Concerning what type of organization should act as “host”, the most support was for an existing polio-related organization. There was a generally strong feeling that the organization must be run by, and for, polio survivors themselves.

Most networks and local groups had plans for new projects over the next few years. At the networks level these included support for specialized clinics, development of membership, and outreach activities of various kinds.

Local group plans ranged from new ideas for speakers, producing a newsletter, investigating new recreational activities like swimming, seminars with health professionals, organizing mini-support groups, and building up their local libraries. There was a general sense that needs and membership will continue to grow, and that there was much left to accomplish of their original objectives.

There was also a fair degree of consistency in the roadblocks groups saw standing in the way of reaching their objectives. These included continuing indifference by some health professionals, politicians and government administrators; leader burnout and sustaining member participation; a tendency by some polios to minimize or deny problems, lack of breakthrough in research and treatment; and lack of resources. The divisiveness created by internal disputes and leadership succession crises was also seen as a problem.

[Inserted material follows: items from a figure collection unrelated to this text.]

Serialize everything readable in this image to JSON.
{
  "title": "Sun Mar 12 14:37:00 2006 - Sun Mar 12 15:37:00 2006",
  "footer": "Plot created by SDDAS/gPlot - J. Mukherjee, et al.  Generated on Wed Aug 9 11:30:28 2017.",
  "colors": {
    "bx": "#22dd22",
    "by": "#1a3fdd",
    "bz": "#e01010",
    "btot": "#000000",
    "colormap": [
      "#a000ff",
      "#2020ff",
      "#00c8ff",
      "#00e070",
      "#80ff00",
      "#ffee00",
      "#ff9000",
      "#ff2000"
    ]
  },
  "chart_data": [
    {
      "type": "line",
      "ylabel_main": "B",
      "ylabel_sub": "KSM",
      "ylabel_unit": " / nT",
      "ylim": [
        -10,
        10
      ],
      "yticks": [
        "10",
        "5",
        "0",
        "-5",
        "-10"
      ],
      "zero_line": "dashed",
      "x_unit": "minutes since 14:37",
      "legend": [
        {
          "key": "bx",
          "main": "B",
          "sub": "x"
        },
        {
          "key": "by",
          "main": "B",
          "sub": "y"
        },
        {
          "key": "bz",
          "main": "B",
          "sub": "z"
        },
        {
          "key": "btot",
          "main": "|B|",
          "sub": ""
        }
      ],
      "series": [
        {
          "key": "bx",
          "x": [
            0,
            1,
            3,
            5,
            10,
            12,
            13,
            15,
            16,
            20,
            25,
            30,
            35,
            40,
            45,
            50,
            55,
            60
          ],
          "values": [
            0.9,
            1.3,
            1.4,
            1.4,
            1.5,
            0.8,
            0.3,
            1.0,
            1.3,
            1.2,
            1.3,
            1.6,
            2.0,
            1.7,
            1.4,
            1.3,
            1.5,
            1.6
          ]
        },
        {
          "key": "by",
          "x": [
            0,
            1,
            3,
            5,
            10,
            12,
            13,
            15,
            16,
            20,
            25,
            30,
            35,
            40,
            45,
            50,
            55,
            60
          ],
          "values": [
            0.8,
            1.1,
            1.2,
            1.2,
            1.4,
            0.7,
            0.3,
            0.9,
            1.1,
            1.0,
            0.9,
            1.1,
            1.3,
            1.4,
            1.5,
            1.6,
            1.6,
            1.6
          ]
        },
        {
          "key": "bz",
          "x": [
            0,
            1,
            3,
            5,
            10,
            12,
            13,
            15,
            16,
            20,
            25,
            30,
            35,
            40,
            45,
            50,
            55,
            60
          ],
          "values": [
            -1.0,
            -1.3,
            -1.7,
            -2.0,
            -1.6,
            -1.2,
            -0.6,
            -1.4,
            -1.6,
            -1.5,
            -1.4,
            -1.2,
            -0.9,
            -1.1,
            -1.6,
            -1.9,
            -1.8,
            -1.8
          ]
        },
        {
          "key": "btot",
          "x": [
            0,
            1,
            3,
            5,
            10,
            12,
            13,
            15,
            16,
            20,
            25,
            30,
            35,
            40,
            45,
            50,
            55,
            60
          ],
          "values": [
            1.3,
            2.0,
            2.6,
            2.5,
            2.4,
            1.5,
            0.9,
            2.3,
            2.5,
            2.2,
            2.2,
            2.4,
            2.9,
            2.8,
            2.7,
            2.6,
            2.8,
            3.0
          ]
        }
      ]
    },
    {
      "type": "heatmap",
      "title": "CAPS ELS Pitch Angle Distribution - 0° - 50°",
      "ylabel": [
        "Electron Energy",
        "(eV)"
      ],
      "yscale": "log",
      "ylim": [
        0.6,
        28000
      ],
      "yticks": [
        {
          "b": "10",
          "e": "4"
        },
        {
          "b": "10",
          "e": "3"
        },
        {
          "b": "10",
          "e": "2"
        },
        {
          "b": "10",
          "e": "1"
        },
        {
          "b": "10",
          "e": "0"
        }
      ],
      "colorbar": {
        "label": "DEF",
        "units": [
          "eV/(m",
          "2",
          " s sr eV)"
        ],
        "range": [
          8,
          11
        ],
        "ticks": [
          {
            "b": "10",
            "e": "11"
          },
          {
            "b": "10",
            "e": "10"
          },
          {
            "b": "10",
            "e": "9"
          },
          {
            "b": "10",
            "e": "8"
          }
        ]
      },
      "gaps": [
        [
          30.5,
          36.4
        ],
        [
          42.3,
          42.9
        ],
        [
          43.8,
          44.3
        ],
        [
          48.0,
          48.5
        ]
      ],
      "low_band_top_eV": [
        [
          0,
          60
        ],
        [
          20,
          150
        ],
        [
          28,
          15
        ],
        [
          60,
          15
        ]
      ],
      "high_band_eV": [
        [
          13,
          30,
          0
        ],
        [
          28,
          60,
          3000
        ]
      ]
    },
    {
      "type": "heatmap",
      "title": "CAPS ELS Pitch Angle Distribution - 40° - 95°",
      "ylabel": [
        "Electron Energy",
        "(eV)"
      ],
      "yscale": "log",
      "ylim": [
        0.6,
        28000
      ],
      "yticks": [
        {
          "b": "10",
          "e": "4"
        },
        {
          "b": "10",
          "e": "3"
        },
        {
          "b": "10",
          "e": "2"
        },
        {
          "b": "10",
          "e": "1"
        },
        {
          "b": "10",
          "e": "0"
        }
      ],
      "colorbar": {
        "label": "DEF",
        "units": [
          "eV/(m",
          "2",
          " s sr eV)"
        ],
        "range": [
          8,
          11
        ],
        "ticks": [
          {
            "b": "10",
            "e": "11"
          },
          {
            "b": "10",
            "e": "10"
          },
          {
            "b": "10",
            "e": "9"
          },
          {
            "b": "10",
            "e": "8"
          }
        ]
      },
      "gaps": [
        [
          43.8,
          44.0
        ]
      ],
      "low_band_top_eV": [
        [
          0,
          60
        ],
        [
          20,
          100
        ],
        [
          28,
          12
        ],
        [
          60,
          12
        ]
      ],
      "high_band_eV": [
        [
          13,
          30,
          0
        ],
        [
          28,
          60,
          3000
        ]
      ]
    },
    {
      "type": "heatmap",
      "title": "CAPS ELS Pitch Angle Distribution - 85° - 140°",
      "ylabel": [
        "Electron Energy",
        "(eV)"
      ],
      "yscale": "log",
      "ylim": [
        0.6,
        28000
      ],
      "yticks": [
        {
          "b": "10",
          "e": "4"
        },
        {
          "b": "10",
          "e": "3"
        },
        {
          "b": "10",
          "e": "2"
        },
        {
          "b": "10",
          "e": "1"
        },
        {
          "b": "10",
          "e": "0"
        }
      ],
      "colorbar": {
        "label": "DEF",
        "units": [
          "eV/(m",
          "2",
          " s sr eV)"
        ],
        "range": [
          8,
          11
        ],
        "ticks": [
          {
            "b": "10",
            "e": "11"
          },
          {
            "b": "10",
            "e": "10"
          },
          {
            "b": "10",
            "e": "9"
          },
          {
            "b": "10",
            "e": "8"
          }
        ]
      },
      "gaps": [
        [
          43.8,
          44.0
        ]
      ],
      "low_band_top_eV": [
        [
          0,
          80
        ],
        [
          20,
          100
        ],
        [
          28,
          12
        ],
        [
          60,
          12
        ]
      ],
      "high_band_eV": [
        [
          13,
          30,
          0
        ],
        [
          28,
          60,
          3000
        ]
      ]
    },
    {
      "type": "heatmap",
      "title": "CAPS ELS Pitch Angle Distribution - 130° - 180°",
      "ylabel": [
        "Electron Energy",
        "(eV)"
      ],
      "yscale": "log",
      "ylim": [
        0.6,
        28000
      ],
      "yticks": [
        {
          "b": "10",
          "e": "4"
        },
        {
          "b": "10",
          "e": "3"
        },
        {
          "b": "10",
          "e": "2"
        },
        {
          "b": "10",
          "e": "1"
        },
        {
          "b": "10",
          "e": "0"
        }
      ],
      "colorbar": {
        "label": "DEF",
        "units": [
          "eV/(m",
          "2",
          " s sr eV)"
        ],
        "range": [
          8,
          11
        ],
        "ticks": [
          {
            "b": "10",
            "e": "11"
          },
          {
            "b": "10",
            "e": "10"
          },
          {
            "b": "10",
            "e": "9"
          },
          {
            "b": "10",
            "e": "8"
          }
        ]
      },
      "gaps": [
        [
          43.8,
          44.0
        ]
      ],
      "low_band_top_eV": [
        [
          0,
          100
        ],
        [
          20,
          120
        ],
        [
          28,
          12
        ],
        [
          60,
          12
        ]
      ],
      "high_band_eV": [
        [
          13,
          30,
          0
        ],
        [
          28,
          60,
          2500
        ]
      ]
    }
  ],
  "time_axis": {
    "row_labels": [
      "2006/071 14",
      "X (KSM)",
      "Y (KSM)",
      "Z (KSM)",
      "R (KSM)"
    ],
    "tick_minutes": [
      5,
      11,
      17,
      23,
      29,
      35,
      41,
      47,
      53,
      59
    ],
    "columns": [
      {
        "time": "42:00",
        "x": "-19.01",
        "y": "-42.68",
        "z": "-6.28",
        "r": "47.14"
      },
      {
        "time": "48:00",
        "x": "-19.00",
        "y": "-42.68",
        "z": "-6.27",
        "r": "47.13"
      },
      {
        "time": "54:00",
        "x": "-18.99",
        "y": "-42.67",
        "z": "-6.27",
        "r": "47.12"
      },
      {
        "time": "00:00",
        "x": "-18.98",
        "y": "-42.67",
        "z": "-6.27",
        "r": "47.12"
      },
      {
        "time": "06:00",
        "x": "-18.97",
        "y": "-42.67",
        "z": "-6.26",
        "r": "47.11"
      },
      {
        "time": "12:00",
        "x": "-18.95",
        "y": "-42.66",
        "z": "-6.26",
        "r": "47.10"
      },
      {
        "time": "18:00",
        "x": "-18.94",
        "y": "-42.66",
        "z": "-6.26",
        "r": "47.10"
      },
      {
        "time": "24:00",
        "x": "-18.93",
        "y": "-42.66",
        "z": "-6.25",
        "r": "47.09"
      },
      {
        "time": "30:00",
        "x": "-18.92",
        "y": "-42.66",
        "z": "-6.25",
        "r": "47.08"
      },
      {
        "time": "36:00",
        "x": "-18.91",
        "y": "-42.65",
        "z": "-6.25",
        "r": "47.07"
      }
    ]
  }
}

The Canadian post-polio movement must be seen as a remarkable achievement in self-help over a decade. At the same time, it is clear that much remains to be accomplished, and that the movement faces some crucial decisions and turning points.

Unlike heart disease or multiple sclerosis, there are (fortunately) no new cadres of patients continually available as recruits to the movement. However, many polio survivors have still not been reached and aging of the population will bring an increase in the number experiencing late effects.

A general dilemma the movement faces is how to refresh itself and avoid stagnation. There is no shortage of talented potential leaders in the movement. As many now in their forties and fifties reach retirement age, they will have more time to turn their talents and energy to organizational activity.

Initially most groups concentrated on the medical and informational needs of their members. This remains a high priority. The movement is obviously now at a turning point in relation to the national network issue. There are very strong needs still to be addressed in certain regions of the country which a national network could help to solve. On the other hand, there is a strong and justified feeling that the strength and vitality of the movement should continue to reside in the regional networks and specific communities.

A dilemma is how much to continue to rely on, or seek the assistance of, either disabled consumer organizations or traditional rehabilitation organizations in this and other tasks. Whatever happens, the movement has already left a substantial legacy in terms of helping many people who faced distress in circumstances of professional inaction and social isolation.